In reality, not only has material wellbeing increased around the globe, global inequality is also decreasing as a result of technological and cultural innovations driving globalization. We should be particularly on guard against declinist narratives that also trigger our emotional biases, especially those hijacking the brain’s low-level treat detection circuits. These alarmist narratives identify an immediate or imminent threat, a harbinger of decline, which unconsciously triggers the amygdala and initiates a cascade of brain chemicals, norepinephrine, acetylcholine, dopamine, serotonin, and hormones, adrenalin and cortisol, creating both primal visceral feelings of dread and locking in our attention to that narrative, effectively shutting down rational appraisal.

Much of what counts as “news” today involves such narratives. The combination of an ever-shortening news cycle, near instantaneous communications, fragmented markets, heightened competition for viewership, and our cognitive and emotional biases conspire to make it all but inevitable that these narratives would dominate and make it prohibitive to grasp the progressive themes large-scale data analyses reveal.
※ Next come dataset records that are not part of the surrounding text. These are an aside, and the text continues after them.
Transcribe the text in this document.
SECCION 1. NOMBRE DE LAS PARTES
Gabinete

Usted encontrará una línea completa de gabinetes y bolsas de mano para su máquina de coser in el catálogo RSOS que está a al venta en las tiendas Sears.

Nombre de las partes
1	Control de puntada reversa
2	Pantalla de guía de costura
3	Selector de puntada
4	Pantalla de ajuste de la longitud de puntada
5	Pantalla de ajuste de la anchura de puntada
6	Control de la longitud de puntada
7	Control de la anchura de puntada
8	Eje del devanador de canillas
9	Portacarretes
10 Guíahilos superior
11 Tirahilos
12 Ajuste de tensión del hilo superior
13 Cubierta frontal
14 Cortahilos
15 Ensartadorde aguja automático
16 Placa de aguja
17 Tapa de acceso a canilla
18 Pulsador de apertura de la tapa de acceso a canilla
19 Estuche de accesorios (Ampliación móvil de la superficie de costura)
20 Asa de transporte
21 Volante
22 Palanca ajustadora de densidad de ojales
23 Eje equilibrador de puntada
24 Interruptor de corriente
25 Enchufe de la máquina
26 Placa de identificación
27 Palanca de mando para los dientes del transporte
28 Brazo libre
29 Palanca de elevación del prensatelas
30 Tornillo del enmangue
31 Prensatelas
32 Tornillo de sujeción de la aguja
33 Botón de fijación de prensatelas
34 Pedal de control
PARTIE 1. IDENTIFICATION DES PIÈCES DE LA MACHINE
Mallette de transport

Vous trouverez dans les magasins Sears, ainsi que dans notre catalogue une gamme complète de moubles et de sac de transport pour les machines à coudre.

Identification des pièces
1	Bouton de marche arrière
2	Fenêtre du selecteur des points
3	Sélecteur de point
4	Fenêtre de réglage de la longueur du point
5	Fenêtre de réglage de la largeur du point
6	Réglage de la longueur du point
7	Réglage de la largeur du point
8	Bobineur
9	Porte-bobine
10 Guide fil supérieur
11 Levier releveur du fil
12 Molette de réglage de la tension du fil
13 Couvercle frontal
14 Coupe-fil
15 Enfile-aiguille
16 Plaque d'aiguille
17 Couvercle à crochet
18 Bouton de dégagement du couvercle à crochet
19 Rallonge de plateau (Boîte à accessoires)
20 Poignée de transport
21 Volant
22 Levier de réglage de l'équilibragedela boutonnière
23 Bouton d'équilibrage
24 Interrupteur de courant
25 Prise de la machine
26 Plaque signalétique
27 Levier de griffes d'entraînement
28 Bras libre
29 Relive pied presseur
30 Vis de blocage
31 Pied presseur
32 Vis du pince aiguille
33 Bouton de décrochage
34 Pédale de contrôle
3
The result is today’s dominant alarmist and declinist news cycle that’s essentially a random walk from moral panic to moral panic. To appreciate the real news—that by many fundamental measures the state of the world is improving—thus requires an exercise in cognitive control, inhibiting our first emotional impulses and allowing a rational appraisal of scientifically informed data. This by no means constitutes some Pollyannaish exercise of denial. But the most important scientific news to me is that the broad historical trajectory of human societies provides a powerful counter-narrative to today’s dominant declinist worldview.